A misteriosa mulher já não se encontrava no acampamento ao amanhecer. Algumas pessoas sussurraram entre elas que tínhamos sido visitados pelo deus Lugo em forma humana. Nunca soube ao certo o que aconteceu, mas foi nessa noite que decidi o que queria ser. Um bardo como ela. Algum caminho novo teria de encontrar entre carregar caixotes, conviver com criminosos e ser tratado como um pária. Um longo caminho, sem dúvida, mas o sonho de realizar o meu talento manteve-me vivo através de muitas desventuras. 

Para lá das terras de Lugo, o mundo das grandes cidades e dos seus territórios nunca deixou de me surpreender. Gentes de todos os tamanhos e feitios. Passagens para reinos dos mortos, dos sonhos, de demónios, de tempos futuros e passados, de espaços coincidentes ou trocados. Vidas feitas no topo de cascatas flutuantes, nas costas de dragões, debaixo de árvores falantes ou dentro do estômago de um gigante. E a chegada de Terminus só veio virar a mesa ao contrário. Sem as regras impostas pelas velhas teocracias, é impossível prever para onde todas estas histórias se irão virar. 

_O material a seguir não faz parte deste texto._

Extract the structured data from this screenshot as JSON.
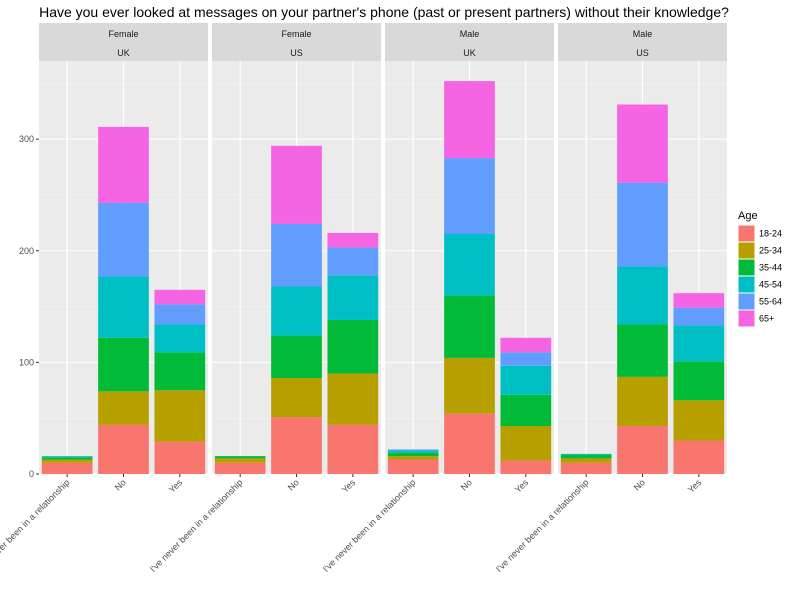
{
  "chart_data": {
    "type": "bar",
    "stacked": true,
    "title": "Have you ever looked at messages on your partner's phone (past or present partners) without their knowledge?",
    "xlabel": "",
    "ylabel": "",
    "ylim": [
      0,
      370
    ],
    "y_ticks": [
      0,
      100,
      200,
      300
    ],
    "categories": [
      "I've never been in a relationship",
      "No",
      "Yes"
    ],
    "legend": {
      "title": "Age",
      "position": "right",
      "entries": [
        "18-24",
        "25-34",
        "35-44",
        "45-54",
        "55-64",
        "65+"
      ],
      "colors": [
        "#F8766D",
        "#B79F00",
        "#00BA38",
        "#00BFC4",
        "#619CFF",
        "#F564E3"
      ]
    },
    "panels": [
      {
        "gender": "Female",
        "country": "UK",
        "series": [
          {
            "name": "18-24",
            "values": [
              10,
              44,
              29
            ]
          },
          {
            "name": "25-34",
            "values": [
              3,
              30,
              46
            ]
          },
          {
            "name": "35-44",
            "values": [
              2,
              48,
              34
            ]
          },
          {
            "name": "45-54",
            "values": [
              1,
              55,
              25
            ]
          },
          {
            "name": "55-64",
            "values": [
              0,
              66,
              18
            ]
          },
          {
            "name": "65+",
            "values": [
              0,
              68,
              13
            ]
          }
        ]
      },
      {
        "gender": "Female",
        "country": "US",
        "series": [
          {
            "name": "18-24",
            "values": [
              10,
              51,
              44
            ]
          },
          {
            "name": "25-34",
            "values": [
              4,
              35,
              46
            ]
          },
          {
            "name": "35-44",
            "values": [
              2,
              38,
              48
            ]
          },
          {
            "name": "45-54",
            "values": [
              0,
              44,
              40
            ]
          },
          {
            "name": "55-64",
            "values": [
              0,
              56,
              25
            ]
          },
          {
            "name": "65+",
            "values": [
              0,
              70,
              13
            ]
          }
        ]
      },
      {
        "gender": "Male",
        "country": "UK",
        "series": [
          {
            "name": "18-24",
            "values": [
              13,
              54,
              12
            ]
          },
          {
            "name": "25-34",
            "values": [
              3,
              50,
              31
            ]
          },
          {
            "name": "35-44",
            "values": [
              3,
              56,
              28
            ]
          },
          {
            "name": "45-54",
            "values": [
              2,
              55,
              26
            ]
          },
          {
            "name": "55-64",
            "values": [
              1,
              68,
              12
            ]
          },
          {
            "name": "65+",
            "values": [
              0,
              69,
              13
            ]
          }
        ]
      },
      {
        "gender": "Male",
        "country": "US",
        "series": [
          {
            "name": "18-24",
            "values": [
              10,
              43,
              30
            ]
          },
          {
            "name": "25-34",
            "values": [
              4,
              44,
              36
            ]
          },
          {
            "name": "35-44",
            "values": [
              3,
              47,
              35
            ]
          },
          {
            "name": "45-54",
            "values": [
              1,
              52,
              32
            ]
          },
          {
            "name": "55-64",
            "values": [
              0,
              75,
              16
            ]
          },
          {
            "name": "65+",
            "values": [
              0,
              70,
              13
            ]
          }
        ]
      }
    ]
  }
}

Sim, porque é tudo acerca de histórias, não é? Sem poderem ler ou escrever, as tradições orais a que eu dediquei toda a minha vida são gerações de sabedoria popular que pode salvar vidas, alegrar corações ou revelar um caminho. Histórias podem também transpor barreiras e unir o povo quando os seus líderes fomentam divisões para mascarar a corrupção que os mantém na mó de cima. A nobreza das Terras de Lugo não se afirmou pelo seu poderio militar, mas a partir do domínio económico exercido por uma classe de pescadores e  mercadores. Estes oportunistas sempre exploraram a vulnerabilidade de quem tenta viver só da terra que tem quando não pode contar com a ajuda de animais. E agora os filhos de novos-ricos como o senhor Grão-Cozinheiro engendraram uma capa de prestígio e predestinação. Querem impor a história deles, no fundo. Mas certamente não têm a benção de Lugo e não podem vir com essa conversa agora que o Terminus espreita do horizonte. Tudo o que lhes resta é festas baratas para entreter o povo e moedas caras para o extorquir. Não vão durar muito tempo.»